I would like to download multiple files (around 2000) from this url : https://www.star.nesdis.noaa.gov/pub/corp/scsb/wguo/data/Blended_VH_4km/geo_TIFF/
However, to limit time and space, I would like to download only the files that contain the name VCI.tif and only the years between 1981 - 2011.
I used wget on bash but could not find a way to select what I want. Additionally, the space consumed is huge (more than 140G).
Thank you !
The following uses wget
and it works at least with the first 2 files, I have tested the downloads of a (very) small subset of the wanted files.
suppressPackageStartupMessages({
library(httr)
library(rvest)
library(dplyr)
library(stringr)
})
# big files need greater timeout values,
# since I'm using wget this is probably
# unnecessary
old_timeout <- options(timeout = 300)
getOption("timeout")
year_start <- 1981
year_end <- 2011
download_dir <- "~/Temp/"
wget_cmd_line <- c("-P", download_dir, "")

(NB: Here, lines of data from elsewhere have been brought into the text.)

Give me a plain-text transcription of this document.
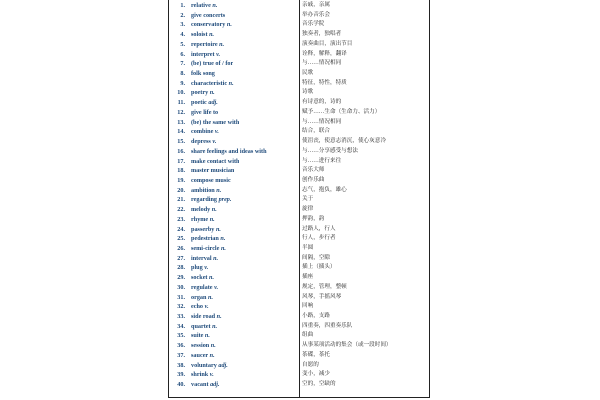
1. relative n.	亲戚，亲属
2. give concerts	举办音乐会
3. conservatory n.	音乐学院
4. soloist n.	独奏者，独唱者
5. repertoire n.	演奏曲目，演出节目
6. interpret v.	诠释，解释，翻译
7. (be) true of / for	与……情况相同
8. folk song	民歌
9. characteristic n.	特征，特性，特质
10. poetry n.	诗歌
11. poetic adj.	有诗意的，诗的
12. give life to	赋予……生命（生命力、活力）
13. (be) the same with	与……情况相同
14. combine v.	结合，联合
15. depress v.	使沮丧，使意志消沉，使心灰意冷
16. share feelings and ideas with	与……分享感受与想法
17. make contact with	与……进行来往
18. master musician	音乐大师
19. compose music	创作乐曲
20. ambition n.	志气，抱负，雄心
21. regarding prep.	关于
22. melody n.	旋律
23. rhyme n.	押韵，韵
24. passerby n.	过路人，行人
25. pedestrian n.	行人，步行者
26. semi-circle n.	半圆
27. interval n.	间隔，空隙
28. plug v.	插上（插头）
29. socket n.	插座
30. regulate v.	规定，管理，整顿
31. organ n.	风琴，手摇风琴
32. echo v.	回响
33. side road n.	小路，支路
34. quartet n.	四重奏，四重奏乐队
35. suite n.	组曲
36. session n.	从事某项活动的集会（或一段时间）
37. saucer n.	茶碟，茶托
38. voluntary adj.	自愿的
39. shrink v.	变小，减少
40. vacant adj.	空的，空缺的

link <- "https://www.star.nesdis.noaa.gov/pub/corp/scsb/wguo/data/Blended_VH_4km/geo_TIFF/"
page <- read_html(link)
files_urls <- page %>%
html_elements("a") %>%
html_attr("href")
wanted_urls <- files_urls %>%
str_extract(pattern = "^.*\\.VCI\\.tif$") %>%
na.omit() %>%
data.frame(filename = .) %>%
mutate(year = str_extract(filename, "\\d{7}"),
year = str_extract(year, "^\\d{4}"),
year = as.integer(year)) %>%
filter(year >= year_start & year <= year_end)
wanted_urls %>%
#
# to test the code I only download 2 files;
# comment out this instruction to download all of them
head(n = 2) %>%
#
pull(filename) %>%
lapply(\(x) {
wget_cmd <- wget_cmd_line
wget_cmd[3] <- paste0(link, x)
system2("wget", args = wget_cmd, stdout = TRUE, stderr = TRUE)
})
# put saved value back
options(old_timeout)